Chegou aos Estados Unidos, foi estudar, acabou os estudos em Nova Iorque e depois foi sair de Nova Iorque.

Sim, a saída de Nova Iorque coincidiu com um elemento de sorte, neste caso, porque eu estava a jogar em Nova Iorque na equipa do Clube Português de Nova Iorque, o clube social. Praticamente todos os clubes de imigrantes têm equipas de futebol. Ao mesmo tempo, jogava na equipa do liceu. A minha primeira equipa oficial de futebol foi mesmo o Liceu de Nova Iorque, onde joguei durante dois anos.

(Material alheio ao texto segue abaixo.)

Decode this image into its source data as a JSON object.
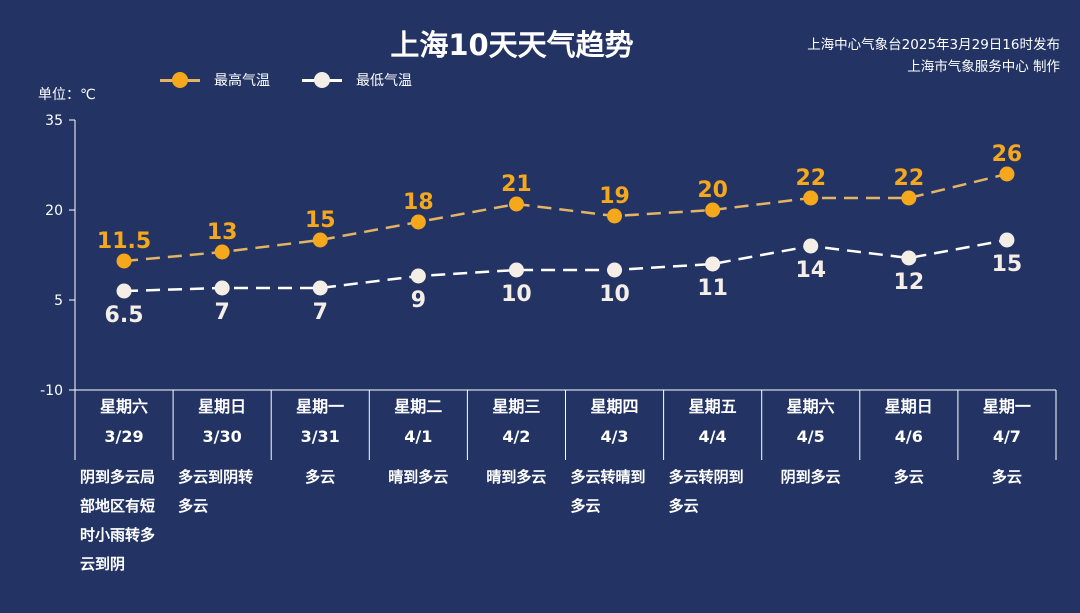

A médio e defesa central. Embora eu tinha querido ser guarda-redes pela influência do Carlos Gomes, mas como usava óculos, já cheguei a um ponto em que não dava para partir óculos todos os dias. Através dessa liga, onde o clube português jogava, liga amadora, jogavam aos domingos, houve a oportunidade proporcionada pelo presidente dessa liga me apresentar ao treinador da universidade para onde eu iria frequentar. Através de uma pequena conversa, se há algum clube que tem jogadores juniores de menos de 18 anos que estão interessados em ir para a universidade Uma das universidades em Nova Iorque. Falem comigo que eu posso pô-los em contato com o treinador, que é um amigo meu, etc. Isso aconteceu. Resumindo, duas semanas depois, tinha sido admitido nessa universidade com bolsa de estudo, que obviamente foi um salto enorme pra mim.

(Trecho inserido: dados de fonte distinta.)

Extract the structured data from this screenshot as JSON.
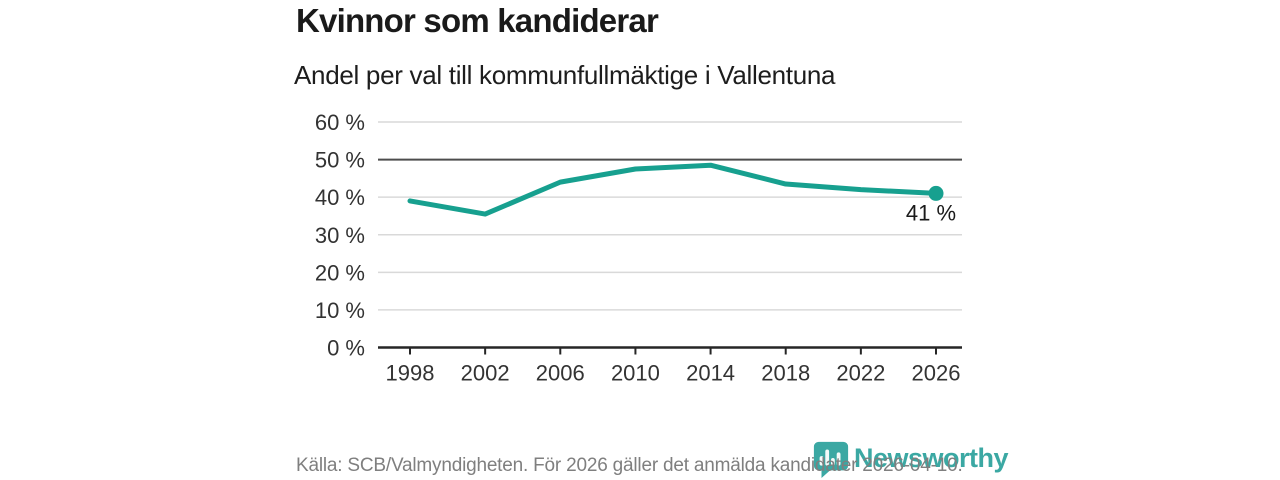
{
  "header": {
    "title": "Kvinnor som kandiderar",
    "subtitle": "Andel per val till kommunfullmäktige i Vallentuna"
  },
  "chart_data": {
    "type": "line",
    "title": "Kvinnor som kandiderar",
    "subtitle": "Andel per val till kommunfullmäktige i Vallentuna",
    "categories": [
      "1998",
      "2002",
      "2006",
      "2010",
      "2014",
      "2018",
      "2022",
      "2026"
    ],
    "values": [
      39,
      35.5,
      44,
      47.5,
      48.5,
      43.5,
      42,
      41
    ],
    "unit": "%",
    "xlabel": "",
    "ylabel": "",
    "ylim": [
      0,
      60
    ],
    "ytick_step": 10,
    "ytick_labels": [
      "0 %",
      "10 %",
      "20 %",
      "30 %",
      "40 %",
      "50 %",
      "60 %"
    ],
    "reference_line": 50,
    "grid": true,
    "legend": "none",
    "end_label": "41 %",
    "line_color": "#17a08f"
  },
  "footer": {
    "source": "Källa: SCB/Valmyndigheten. För 2026 gäller det anmälda kandidater 2026-04-10."
  },
  "brand": {
    "name": "Newsworthy",
    "color": "#3ba8a3",
    "icon": "newsworthy-bubble-chart-icon"
  }
}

Sim, foi um jackpot, exatamente. Pouparam logo $1.200 de propinas, mas nesse tempo era muito dinheiro. Custava $2.100 por ano, entre propinas e depois dormitório e comida, e eu tive que arranjar maneira de safar para pagar dormitório e a comida, mas as propinas, que era realmente o ponto mais importante, $1.200 recebi como bolsa de estudo para jogar futebol. E aí começou tudo. O sonho americano começou mesmo aí, porque na universidade eu fiz de tudo e mais alguma coisa. Obviamente, fui para lá como estudante, mas a pouco e pouco fui avançando noutras coisas. Jogando futebol, obviamente. Quando cheguei ao terceiro ano da universidade, fui nomeado diretor do jornal universitário. Escrevia artigos, fazia artigos jornalísticos, escrevia artigos, escrevia colunas.

Tinha uma coluna sobre tudo aquilo que eu quisesse escrever. Escrevia sobre futebol também, porque era aquilo que eu melhor conhecia e que provavelmente sabia melhor que todos os outros. Mas era mesmo o editor do jornal. Era um jornal semanário, que acabou por ser nomeado o melhor jornal universitário nos Estados Unidos, em universidades com menos de 4 mil estudantes. Vamos lá dizer que era uma segunda divisão do prêmio. As grandes universidades tinham jornais diários mesmo e as mais pequenas tinham semanários. E isso foi importantíssimo pra minha carreira, porque não só estava eu a jogar futebol, mas ao mesmo tempo entrei no mundo da mídia. Eventualmente, entrei como correspondente para o Diário da Cidade, para escrever futebol.

Diário da Cidade, estamos a falar da cidade onde era a universidade?